Changement climatique : des régions entières pourraient devenir inhabitables pour les humains
Les conclusions d’une étude parue dans la revue scientifique PNAS nous alertent sur les conséquences qu’un réchauffement de la planète au-delà de 1,5°C (par rapport aux niveaux préindustriels) aurait sur la santé des êtres humains.
Lorsque les êtres humains ont commencé à brûler des combustibles fossiles, au début de la révolution industrielle, les températures ont augmenté d’environ 1°C à travers le monde. En réaction, 196 pays ont signé l’Accord de Paris en 2015. L’objectif : limiter l’augmentation de la température mondiale à 1,5°C par rapport aux niveaux préindustriels.
Partout, le changement climatique est à l’origine d’un certain nombre de bouleversements, plus ou moins attendus. Parmi les conséquences les plus visibles de ce dérèglement figure la multiplication des incendies et des épisodes de canicule, le fait que les inondations soient de plus en plus nombreuses et violentes ou encore la baisse des rendements agricoles. Une situation peut également accroître le stress hydrique et mettre en péril la sécurité alimentaire.
Récemment, les conclusions d’une étude interdisciplinaire publiée dans la revue scientifique américaine PNAS (et repérée par le site phys.org) nous ont alertés quant au fait que certaines régions du globe pourraient, un jour, devenir inhabitables pour les êtres humains.

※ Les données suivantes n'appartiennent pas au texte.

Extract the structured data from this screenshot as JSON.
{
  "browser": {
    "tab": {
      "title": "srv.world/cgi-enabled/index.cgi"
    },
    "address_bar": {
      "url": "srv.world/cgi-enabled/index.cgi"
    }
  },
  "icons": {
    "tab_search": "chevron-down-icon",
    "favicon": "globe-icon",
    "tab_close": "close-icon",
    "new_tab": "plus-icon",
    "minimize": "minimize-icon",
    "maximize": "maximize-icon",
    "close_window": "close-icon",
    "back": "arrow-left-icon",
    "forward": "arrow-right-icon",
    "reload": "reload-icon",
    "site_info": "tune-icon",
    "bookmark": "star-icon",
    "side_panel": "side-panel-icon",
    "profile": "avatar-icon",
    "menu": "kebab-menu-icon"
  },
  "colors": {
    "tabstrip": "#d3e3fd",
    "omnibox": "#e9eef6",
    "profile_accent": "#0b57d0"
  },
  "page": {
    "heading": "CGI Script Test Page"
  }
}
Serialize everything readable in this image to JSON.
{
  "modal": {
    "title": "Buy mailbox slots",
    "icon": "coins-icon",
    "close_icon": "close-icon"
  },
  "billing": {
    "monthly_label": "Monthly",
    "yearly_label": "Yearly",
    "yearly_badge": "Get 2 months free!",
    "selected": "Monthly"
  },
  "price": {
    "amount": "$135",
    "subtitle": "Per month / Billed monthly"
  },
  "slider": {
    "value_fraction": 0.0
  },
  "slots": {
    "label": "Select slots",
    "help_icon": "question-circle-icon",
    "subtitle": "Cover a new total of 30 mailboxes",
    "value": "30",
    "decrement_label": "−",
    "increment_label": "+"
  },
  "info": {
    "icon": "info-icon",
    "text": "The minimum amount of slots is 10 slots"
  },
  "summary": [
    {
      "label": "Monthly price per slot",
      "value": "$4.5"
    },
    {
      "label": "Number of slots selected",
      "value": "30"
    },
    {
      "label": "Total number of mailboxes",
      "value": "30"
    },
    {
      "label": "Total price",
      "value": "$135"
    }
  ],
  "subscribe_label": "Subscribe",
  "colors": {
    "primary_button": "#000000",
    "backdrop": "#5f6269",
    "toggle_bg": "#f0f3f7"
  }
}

Les chercheurs ayant participé à ce projet proviennent du Penn State College of Health and Human Development, de la Purdue University College of Sciences, ainsi que du Purdue Institute for a Sustainable Future. Dans les conclusions de leur étude, ils ont estimé qu’un réchauffement de la planète au-delà de 1,5 °C – par rapport aux niveaux préindustriels, donc – entraînerait des dégâts de plus en plus dévastateurs en matière de santé humaine.
Selon cette hypothèse, plusieurs milliards de personnes seraient, chaque année, exposées à une chaleur et à une humidité extrêmes. Une situation qui n’est pas anodine : le corps humain ne peut pas résister longtemps à la combinaison de ces deux facteurs. Les réactions vont du simple coup de chaleur jusqu’à la crise cardiaque, qui peuvent être fatales.
Dans le détail, cette équipe de chercheurs a modélisé des augmentations de température mondiale comprises entre 1,5 °C et 4 °C. Un seuil qui pourrait être atteint si le réchauffement climatique devait s’accélérer.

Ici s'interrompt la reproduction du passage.